Jacques Maritain melihat identitas manusia
sebagai mahluk pribadi[1].
Manusia merupakan integrasi dari berbagai aspek dalam dirinya. Menurut
Maritain, personalitas manusia berasal
dari roh yang dimiliki oleh manusia. Dimensi personal yang bersifat
spiritual itulah yang mampu menyatukan berbagai daya kemanusiaan; pikiran,
badan, perasaan sebagai seorang manusia. Ia
mencoba mendefinisikan personalitas dengan istilah independensi, realitas
spiritual, yang mengangkat seluruh segi dalam diri ke dalam satu pribadi, yang
menjadikan manusia sebagai substansi yang cukup mandiri di tengah alam semesta
dan dengan kemandirian itu manusia dapat berhadapan muka dengan Allah yang
transenden dan penuh[2].
Manusia sebagai pribadi hadir dalam
komunikasi dengan sesamanya. Maritain mengungkapkan: Personalitas
pada hakikatnya membutuhkan dialog antar jiwa agar manusia dapat
sungguh-sungguh berkomunikasi[3]. Manusia
sebagai substansi memang selalu menghadirkan diri secara aktif (aktif tidak
berarti harus langsung). Maritain mengungkapkan: “Berdasarkan
fakta bahwa masing-masing dari kita adalah pribadi dan menunjukkan jati diri
kita kepada diri sendiri, masing-masing perlu berkomunikasi dengan orang lain
dalam pengetahuan dan cinta”[4]. Dengan
mengada, manusia menunjukkan keberadaan dirinya kepada sesama. Ia telah
menciptakan komunikasi dengan substansi lain. Maritain memberi dua bentuk
komunikasi antar manusia, yakni komunikasi dalam ilmu pengetahuan dan komunikasi
dalam cinta.
4.
Nilai
Kontemplasi dalam Karya
Nilai adalah: “Sesuatu yang dipandang penting
dan berharga, sehingga orang rela untuk menderita, mengorbankan yang lain,
membela, dan bahkan rela mati demi nilai tersebut” (Darminta, 1996:7). Menurut
Harjawiyata (1981:13), “Hanya ada satu jalan untuk menjadi seorang
kontemplatif, yaitu dengan tiap hari, atau secara teratur, menyediakan waktu
dan tempat tersendiri untuk doa yang sungguh nyata, pribadi, dan kontemplatif”.

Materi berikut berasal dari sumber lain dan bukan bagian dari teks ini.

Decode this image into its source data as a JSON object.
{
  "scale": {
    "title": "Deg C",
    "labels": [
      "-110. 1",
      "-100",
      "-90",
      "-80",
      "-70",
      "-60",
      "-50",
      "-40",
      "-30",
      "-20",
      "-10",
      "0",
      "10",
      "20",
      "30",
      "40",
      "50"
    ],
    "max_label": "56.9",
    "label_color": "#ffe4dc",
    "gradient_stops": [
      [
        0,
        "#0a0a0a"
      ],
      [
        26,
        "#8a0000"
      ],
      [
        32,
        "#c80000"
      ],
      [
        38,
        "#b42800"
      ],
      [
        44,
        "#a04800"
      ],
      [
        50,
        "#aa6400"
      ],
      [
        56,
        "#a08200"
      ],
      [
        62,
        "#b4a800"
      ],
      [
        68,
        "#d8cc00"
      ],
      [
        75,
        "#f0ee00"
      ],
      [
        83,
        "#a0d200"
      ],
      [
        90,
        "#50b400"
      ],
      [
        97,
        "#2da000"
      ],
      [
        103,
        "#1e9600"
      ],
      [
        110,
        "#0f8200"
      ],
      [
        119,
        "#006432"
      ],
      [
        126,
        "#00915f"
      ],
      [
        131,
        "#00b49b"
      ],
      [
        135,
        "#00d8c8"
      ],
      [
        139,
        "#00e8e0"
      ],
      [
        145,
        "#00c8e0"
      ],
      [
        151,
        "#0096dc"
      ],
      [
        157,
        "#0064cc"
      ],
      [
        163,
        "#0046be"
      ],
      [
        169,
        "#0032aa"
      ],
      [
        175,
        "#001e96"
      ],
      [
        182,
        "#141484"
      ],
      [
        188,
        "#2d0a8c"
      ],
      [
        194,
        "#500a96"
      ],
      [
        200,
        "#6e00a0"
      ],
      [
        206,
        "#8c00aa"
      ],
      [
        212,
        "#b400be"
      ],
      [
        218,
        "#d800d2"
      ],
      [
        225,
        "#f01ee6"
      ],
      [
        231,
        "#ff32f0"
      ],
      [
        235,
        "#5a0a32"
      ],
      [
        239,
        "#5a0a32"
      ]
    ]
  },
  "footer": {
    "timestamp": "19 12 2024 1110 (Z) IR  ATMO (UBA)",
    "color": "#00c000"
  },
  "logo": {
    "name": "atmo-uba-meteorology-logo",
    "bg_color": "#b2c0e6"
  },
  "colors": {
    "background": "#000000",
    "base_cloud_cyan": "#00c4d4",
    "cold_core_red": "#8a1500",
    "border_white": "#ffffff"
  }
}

Kita menjadi kontemplatif bila ia sungguh-sungguh menyediakan waktu untuk hening
setiap saat di sela-sela kesibukan kita. Memang untuk menjadi seorang
kontemplatif yang sungguh-sungguh menghayati hidup diperlukan keterbukaan akan
kehadiran Allah setiap saat dalam doa yang dipanjatkannya dalam hidup. Melalui
keterbukaan hati dalam keheningan, dengan sendirinya Allah mengetahui apa yang
sedang dikerjakannya seperti diungkapkan dalam Wahyu 3:8.
Adanya kemungkinan untuk berdialog dan berdoa
itu sangat dimungkinkan oleh Allah, karena Allah sendiri yang telah mendahului
menyapa manusia untuk kepentingan dan keselamatan manusia (bdk. 1 Yoh 3:2). Karena
semua orang mengetahui bahwa berkat sapaan Allah dan berasal dari inisiatif
atas cinta-Nya kepada manusia, Allah telah berkenan hadir dalam hidup manusia.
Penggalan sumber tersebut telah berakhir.